Pero, ¿cómo adquieren este poder? ¿Cómo y por qué ciertas canciones, no necesariamente nuestras favoritas, parecen estar impresas en nuestros cerebros? ¿Por qué las canciones que aprendemos más adelante en la vida, incluso las que amamos, son menos propensas a imprimirse de la misma manera?

Buscando respuestas, entrevisté a John J. Ratey, profesor clínico asociado de psiquiatría de la Facultad de Medicina de Harvard, cuyos numerosos libros incluyen Una guía del usuario para el cerebro y la chispa: La nueva ciencia revolucionaria del ejercicio y el cerebro .

"Todo lo que ingresa a su cerebro en los años formativos es potente, porque no está sobrecargado con todos los sonidos y pensamientos que compiten y que llenan su cerebro a los 35 años", me dijo Ratey.

"Cuando eres muy joven, no estás filtrando nada. No lo estás seleccionando. No dices, 'Eso es malo' o incluso tratas de entenderlo ".

Durante nuestros primeros veinte años más o menos, "todavía estamos construyendo un repertorio de nuestro yo interno". Durante ese período de la vida, las experiencias tienden a suceder en el hemisferio derecho del cerebro, el "centro de sentimientos" donde la música, el sonido, el ritmo y el flujo son los que prevalecen.

"Incluso si no amas una canción que escuchas a esa edad, tal vez le prestes más atención porque tus amigos la escuchan o porque la escuchas mientras suceden cosas emocionantes". Si te gusta la canción o no, es novedosa, por lo que tiene un matiz emocional. La amígdala carga la canción y le da más potencia, por lo que tiene más tendencia a codificarse, lo que significa que las células han crecido hasta acumularse en decenas de millones ".

Lo que llegue al hemisferio derecho sin filtrar "se queda ahí y se puede acceder más tiempo", a menudo, por el resto de nuestras vidas.

"Pero a medida que pasamos de nuestra adolescencia a nuestros veinte años, llegamos a depender cada vez más en el hemisferio izquierdo y la corteza frontal del cerebro" – sus centros analíticos, de habla y planificación.

Al llegar a la universidad, "hemos comenzado a pensar demasiado". El cerebro se vuelve tan abarrotado de juicios, asociaciones y material de la competencia que poco alcanza el hemisferio derecho sin filtrar.

Sin embargo, una nota familiar o una letra de alguna canción antigua estimula ese viejo código en acción.

"De repente, esa canción se junta perfectamente, porque la pones allí y la almacenas sin siquiera reconocerla", dijo Ratey, cuyo último proyecto consiste en instituir programas de ejercicio en las escuelas públicas para aumentar la capacidad intelectual de los estudiantes.

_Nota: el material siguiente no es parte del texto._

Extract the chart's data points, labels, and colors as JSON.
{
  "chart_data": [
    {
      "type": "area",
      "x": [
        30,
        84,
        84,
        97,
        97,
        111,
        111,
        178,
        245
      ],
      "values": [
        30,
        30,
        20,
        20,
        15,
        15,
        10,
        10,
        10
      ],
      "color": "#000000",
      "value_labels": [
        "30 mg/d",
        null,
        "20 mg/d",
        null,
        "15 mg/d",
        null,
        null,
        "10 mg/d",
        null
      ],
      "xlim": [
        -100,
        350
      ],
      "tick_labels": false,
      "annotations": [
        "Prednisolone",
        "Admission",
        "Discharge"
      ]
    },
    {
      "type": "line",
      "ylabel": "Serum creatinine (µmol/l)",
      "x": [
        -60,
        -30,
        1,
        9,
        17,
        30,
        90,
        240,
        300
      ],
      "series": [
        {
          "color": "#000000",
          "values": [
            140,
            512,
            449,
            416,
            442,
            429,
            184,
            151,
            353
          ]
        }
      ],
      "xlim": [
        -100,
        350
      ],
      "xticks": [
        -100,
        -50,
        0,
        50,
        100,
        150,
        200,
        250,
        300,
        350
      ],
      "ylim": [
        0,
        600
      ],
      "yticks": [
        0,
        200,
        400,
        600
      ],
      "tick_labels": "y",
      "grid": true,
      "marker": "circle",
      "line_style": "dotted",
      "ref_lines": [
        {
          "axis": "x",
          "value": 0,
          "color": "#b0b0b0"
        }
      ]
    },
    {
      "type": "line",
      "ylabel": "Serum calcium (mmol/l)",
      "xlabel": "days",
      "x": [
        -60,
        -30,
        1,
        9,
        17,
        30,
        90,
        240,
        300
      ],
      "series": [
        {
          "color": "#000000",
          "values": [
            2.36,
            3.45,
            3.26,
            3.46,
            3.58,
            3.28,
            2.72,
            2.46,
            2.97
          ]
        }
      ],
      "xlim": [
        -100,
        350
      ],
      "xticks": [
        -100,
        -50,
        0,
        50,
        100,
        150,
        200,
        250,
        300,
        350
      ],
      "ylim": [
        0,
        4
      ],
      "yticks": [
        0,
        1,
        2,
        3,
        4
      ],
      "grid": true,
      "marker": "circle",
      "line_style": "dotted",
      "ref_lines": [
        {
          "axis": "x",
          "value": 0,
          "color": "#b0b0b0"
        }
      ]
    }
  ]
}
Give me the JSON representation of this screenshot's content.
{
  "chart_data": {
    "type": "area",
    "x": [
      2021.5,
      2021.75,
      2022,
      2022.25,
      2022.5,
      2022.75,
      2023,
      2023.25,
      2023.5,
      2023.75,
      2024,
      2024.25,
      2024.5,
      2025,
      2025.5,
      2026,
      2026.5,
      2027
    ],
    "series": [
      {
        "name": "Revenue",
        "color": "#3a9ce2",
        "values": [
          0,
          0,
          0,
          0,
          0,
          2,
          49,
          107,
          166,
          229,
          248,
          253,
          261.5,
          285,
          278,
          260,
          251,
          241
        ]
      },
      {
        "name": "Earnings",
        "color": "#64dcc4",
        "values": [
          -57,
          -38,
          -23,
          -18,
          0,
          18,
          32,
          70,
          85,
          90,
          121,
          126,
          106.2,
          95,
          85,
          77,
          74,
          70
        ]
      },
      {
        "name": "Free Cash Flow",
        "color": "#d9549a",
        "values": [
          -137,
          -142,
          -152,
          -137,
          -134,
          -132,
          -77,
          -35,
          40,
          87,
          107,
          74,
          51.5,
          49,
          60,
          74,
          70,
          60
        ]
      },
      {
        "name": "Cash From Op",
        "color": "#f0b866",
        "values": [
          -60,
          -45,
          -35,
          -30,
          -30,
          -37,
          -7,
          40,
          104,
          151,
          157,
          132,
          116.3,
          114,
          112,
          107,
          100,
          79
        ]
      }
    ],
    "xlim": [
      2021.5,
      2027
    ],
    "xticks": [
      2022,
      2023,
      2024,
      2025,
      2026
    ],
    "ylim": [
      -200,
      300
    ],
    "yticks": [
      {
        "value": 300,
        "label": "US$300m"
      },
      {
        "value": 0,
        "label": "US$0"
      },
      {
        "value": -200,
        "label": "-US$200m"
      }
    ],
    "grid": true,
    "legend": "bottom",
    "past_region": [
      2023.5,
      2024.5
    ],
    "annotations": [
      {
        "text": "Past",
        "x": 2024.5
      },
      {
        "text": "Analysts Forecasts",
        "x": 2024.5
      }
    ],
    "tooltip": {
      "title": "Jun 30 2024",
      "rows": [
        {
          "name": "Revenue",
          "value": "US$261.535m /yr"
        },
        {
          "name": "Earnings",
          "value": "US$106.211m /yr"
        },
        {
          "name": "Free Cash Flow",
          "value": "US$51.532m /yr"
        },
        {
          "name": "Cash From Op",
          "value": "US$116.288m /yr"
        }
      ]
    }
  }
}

En su práctica, Ratey ha visto a muchos pacientes con accidente cerebrovascular cuyos hemisferios izquierdos se han dañado tanto que ya no pueden hablar. Sin embargo, pueden cantar.

"Primero, podrán cantar 'Mary Had a Little Lamb' o 'Old McDonald' o una de las primeras canciones con rima que hayan escuchado, mientras que no pueden pronunciar ni una sola palabra hablada".

Espero sinceramente que nunca sufra un derrame cerebral, como lo hizo mi padre. Pero si lo hago, ¿voy a sorprender a mis médicos con el cinturón de "Caballo sin nombre"?